Something I keep hearing a lot these days: "This industry is smaller than you think. There's a good chance you'll cross paths again with the people you're working alongside today."

That turned out to be true more than once.

If you're an introvert, here's a simple framework: prepare a little before each 1:1 or coffee chat. Ask them about their day. Ask them about their work and what they're excited about. Then ask if they have any advice for making the most of the internship. That's it. You don't need to be the most charismatic person in the room. You just need to be genuinely curious.

4. Be Easy to Work With

One piece of feedback I kept getting during my time there was that I'm "easy to work with." I appreciated hearing it, but I never fully understood what it meant until I started paying attention. Being technically strong is great. Being technically strong and easy to collaborate with? That's what makes people want to work with you again.

What does "easy to work with" actually look like? It means being responsive and communicative. If you're stuck, say so early instead of spinning for hours in silence. If someone gives you feedback, take it without getting defensive.

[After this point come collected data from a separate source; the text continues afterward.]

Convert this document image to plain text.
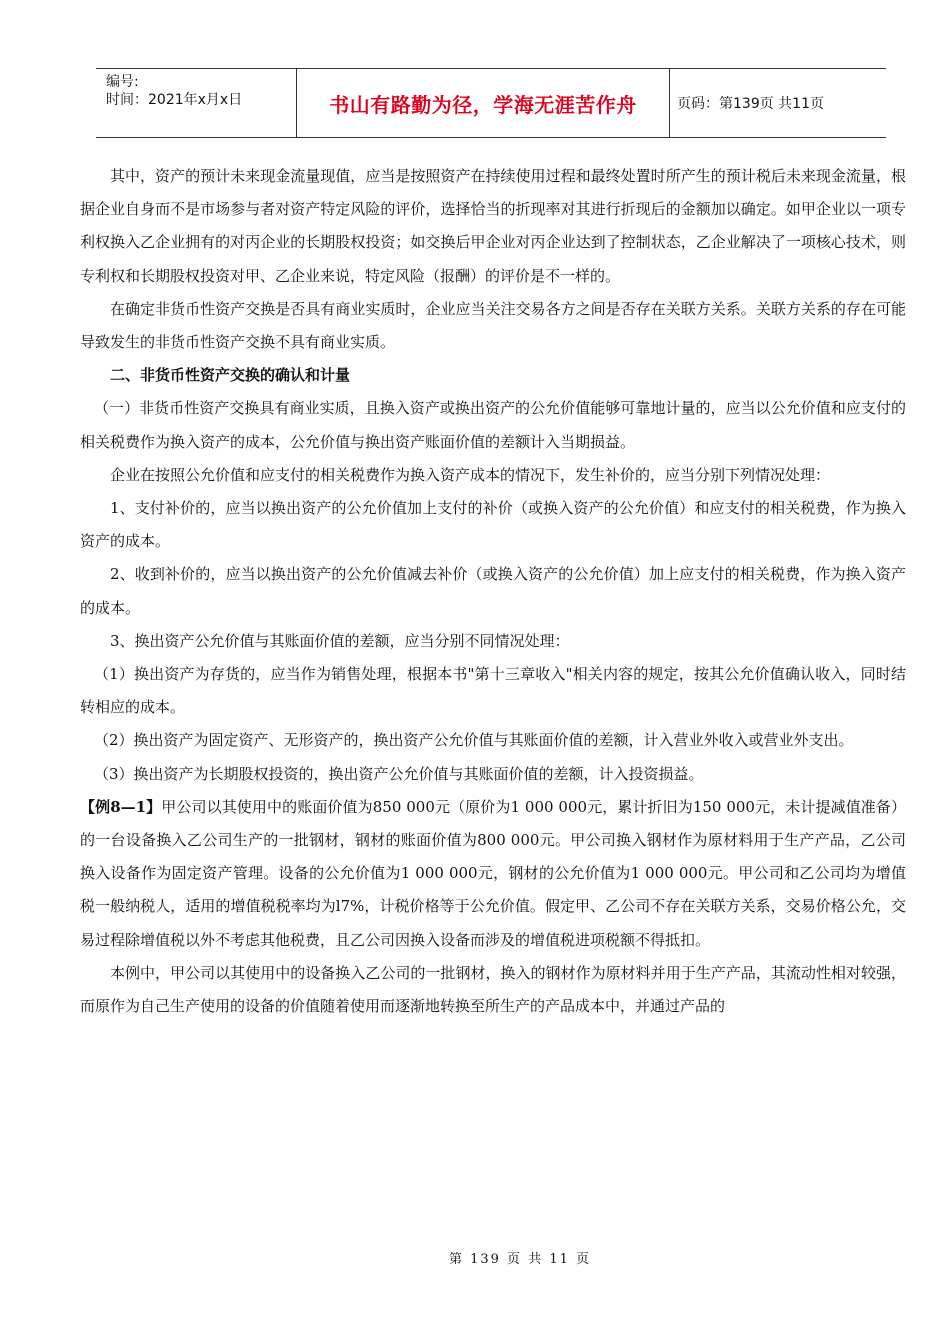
编号:
时间：2021年x月x日	书山有路勤为径，学海无涯苦作舟	页码：第139页 共11页

其中，资产的预计未来现金流量现值，应当是按照资产在持续使用过程和最终处置时所产生的预计税后未来现金流量，根据企业自身而不是市场参与者对资产特定风险的评价，选择恰当的折现率对其进行折现后的金额加以确定。如甲企业以一项专利权换入乙企业拥有的对丙企业的长期股权投资；如交换后甲企业对丙企业达到了控制状态，乙企业解决了一项核心技术，则专利权和长期股权投资对甲、乙企业来说，特定风险（报酬）的评价是不一样的。

在确定非货币性资产交换是否具有商业实质时，企业应当关注交易各方之间是否存在关联方关系。关联方关系的存在可能导致发生的非货币性资产交换不具有商业实质。

二、非货币性资产交换的确认和计量

（一）非货币性资产交换具有商业实质，且换入资产或换出资产的公允价值能够可靠地计量的，应当以公允价值和应支付的相关税费作为换入资产的成本，公允价值与换出资产账面价值的差额计入当期损益。

企业在按照公允价值和应支付的相关税费作为换入资产成本的情况下，发生补价的，应当分别下列情况处理：

1、支付补价的，应当以换出资产的公允价值加上支付的补价（或换入资产的公允价值）和应支付的相关税费，作为换入资产的成本。

2、收到补价的，应当以换出资产的公允价值减去补价（或换入资产的公允价值）加上应支付的相关税费，作为换入资产的成本。

3、换出资产公允价值与其账面价值的差额，应当分别不同情况处理：

（1）换出资产为存货的，应当作为销售处理，根据本书"第十三章收入"相关内容的规定，按其公允价值确认收入，同时结转相应的成本。

（2）换出资产为固定资产、无形资产的，换出资产公允价值与其账面价值的差额，计入营业外收入或营业外支出。

（3）换出资产为长期股权投资的，换出资产公允价值与其账面价值的差额，计入投资损益。

【例8—1】甲公司以其使用中的账面价值为850 000元（原价为1 000 000元，累计折旧为150 000元，未计提减值准备）的一台设备换入乙公司生产的一批钢材，钢材的账面价值为800 000元。甲公司换入钢材作为原材料用于生产产品，乙公司换入设备作为固定资产管理。设备的公允价值为1 000 000元，钢材的公允价值为1 000 000元。甲公司和乙公司均为增值税一般纳税人，适用的增值税税率均为l7%，计税价格等于公允价值。假定甲、乙公司不存在关联方关系，交易价格公允，交易过程除增值税以外不考虑其他税费，且乙公司因换入设备而涉及的增值税进项税额不得抵扣。

本例中，甲公司以其使用中的设备换入乙公司的一批钢材，换入的钢材作为原材料并用于生产产品，其流动性相对较强，而原作为自己生产使用的设备的价值随着使用而逐渐地转换至所生产的产品成本中，并通过产品的

第 139 页 共 11 页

If a teammate needs help, offer it even when it's not your task. Follow through on what you say you'll do.

But there's another side to this: require less hand-holding. Your manager and your team are busy. They're happy to help you, but they also need to see that you can take a problem and run with it. Before you ask a question, spend real time trying to figure it out yourself. When you do ask, come with context: "Here's what I tried, here's where I'm stuck, here's what I think the issue might be." That's a very different conversation than "This isn't working, what do I do?"

The goal is to show that you're someone who can be given a task and trusted to figure it out, ask the right questions when needed, and come back with something solid. That's what turns an internship into a return offer. Not just delivering work, but making your team feel confident that you can operate independently.

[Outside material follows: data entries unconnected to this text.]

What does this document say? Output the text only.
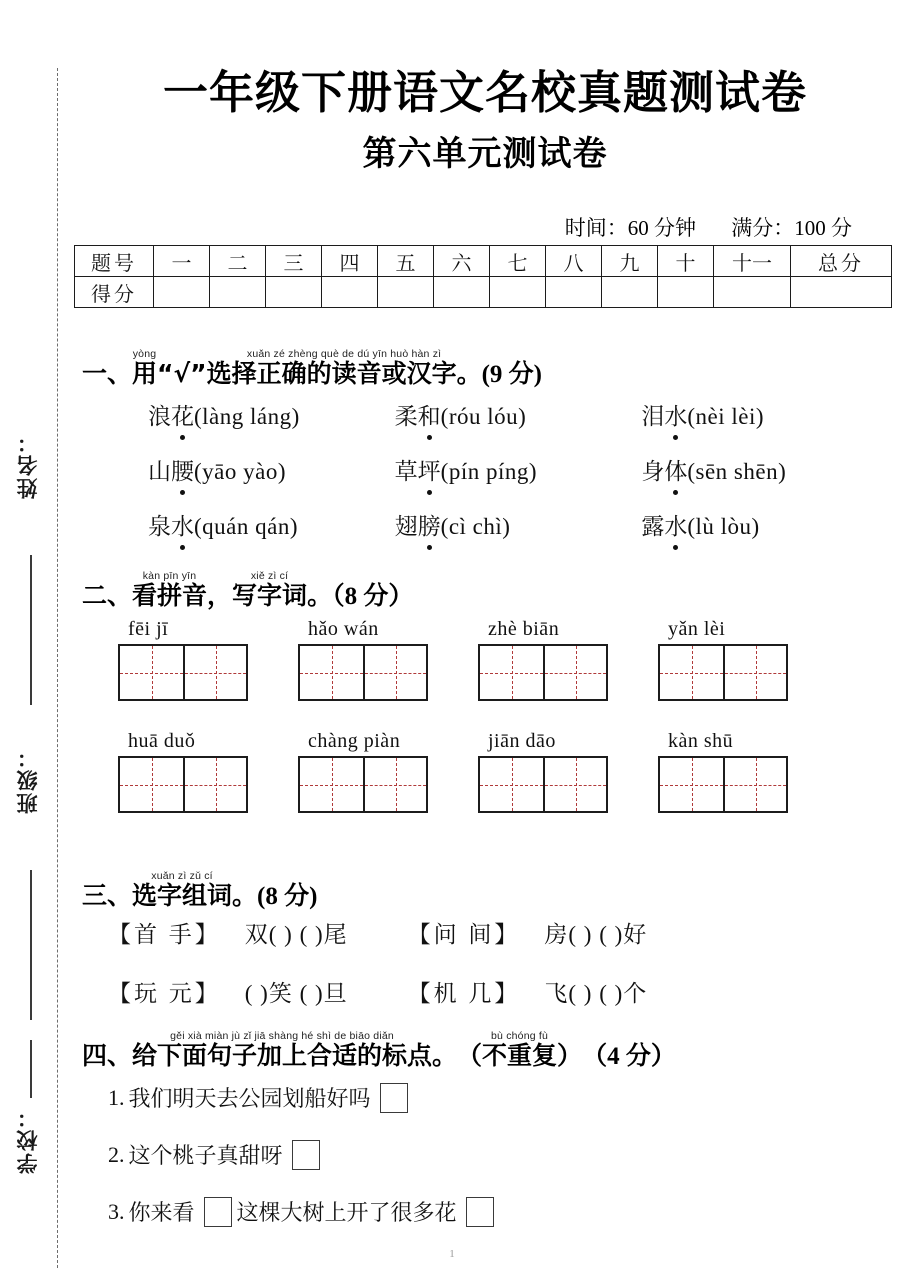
姓名：
班级：
学校：
一年级下册语文名校真题测试卷
第六单元测试卷
时间：60 分钟 满分：100 分
题号	一	二	三	四	五	六	七	八	九	十	十一	总分
得分												
一、用yòng“√”选择正确的读音或汉字。xuǎn zé zhèng què de dú yīn huò hàn zì(9 分)
浪花(làng láng)	柔和(róu lóu)	泪水(nèi lèi)
山腰(yāo yào)	草坪(pín píng)	身体(sēn shēn)
泉水(quán qán)	翅膀(cì chì)	露水(lù lòu)
二、看拼音kàn pīn yīn，写字词xiě zì cí。（8 分）
fēi jī	hǎo wán	zhè biān	yǎn lèi
huā duǒ	chàng piàn	jiān dāo	kàn shū
三、选字组词xuǎn zì zǔ cí。(8 分)
【首 手】 双( ) ( )尾	【问 间】 房( ) ( )好
【玩 元】 ( )笑 ( )旦	【机 几】 飞( ) ( )个
四、给下面句子加上合适的标点gěi xià miàn jù zǐ jiā shàng hé shì de biāo diǎn。（不重复）bù chóng fù（4 分）
1. 我们明天去公园划船好吗
2. 这个桃子真甜呀
3. 你来看 这棵大树上开了很多花
1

5. Compete at the Highest Level

Don't coast. An internship is a finite window of time, and the energy you bring to it compounds.

Keep improving. Keep building. Keep thinking about what the next level looks like for you. Whether that's shipping a feature that pushes your technical skills, learning a new part of the stack, or putting yourself in rooms where you're the least experienced person, treat every week like it matters because it does.

The best interns I saw weren't necessarily the most experienced ones. They were the ones who showed up every day with an intensity to grow and a refusal to settle for "good enough."

And one small shift that goes a long way: remove "I don't know" from your vocabulary. Replace it with "I can figure it out". That one change in how you talk to yourself and your team signals confidence, curiosity, and ownership. People notice it.

If there's one thing I'd leave you with: take on the hardest challenges you can find. Put in the effort. Show up every day. Ask for help from your peers when you need it. And if you fail? It really isn't failure. It's the invaluable learning you get from competing at the highest level.

Final Thoughts

I had a great time working at CrowdStrike. It pushed me technically, gave me exposure to problems at a scale I hadn't worked at before, and connected me with people I genuinely respect. None of it would have been possible without my fellow interns, my managers, and the peers who made every day better.

To the next batch of interns: you're walking into something good. You'll probably feel like you don't belong at some point. Everyone does. That feeling doesn't mean you're not ready. It means you're in the right room. Make the most of it.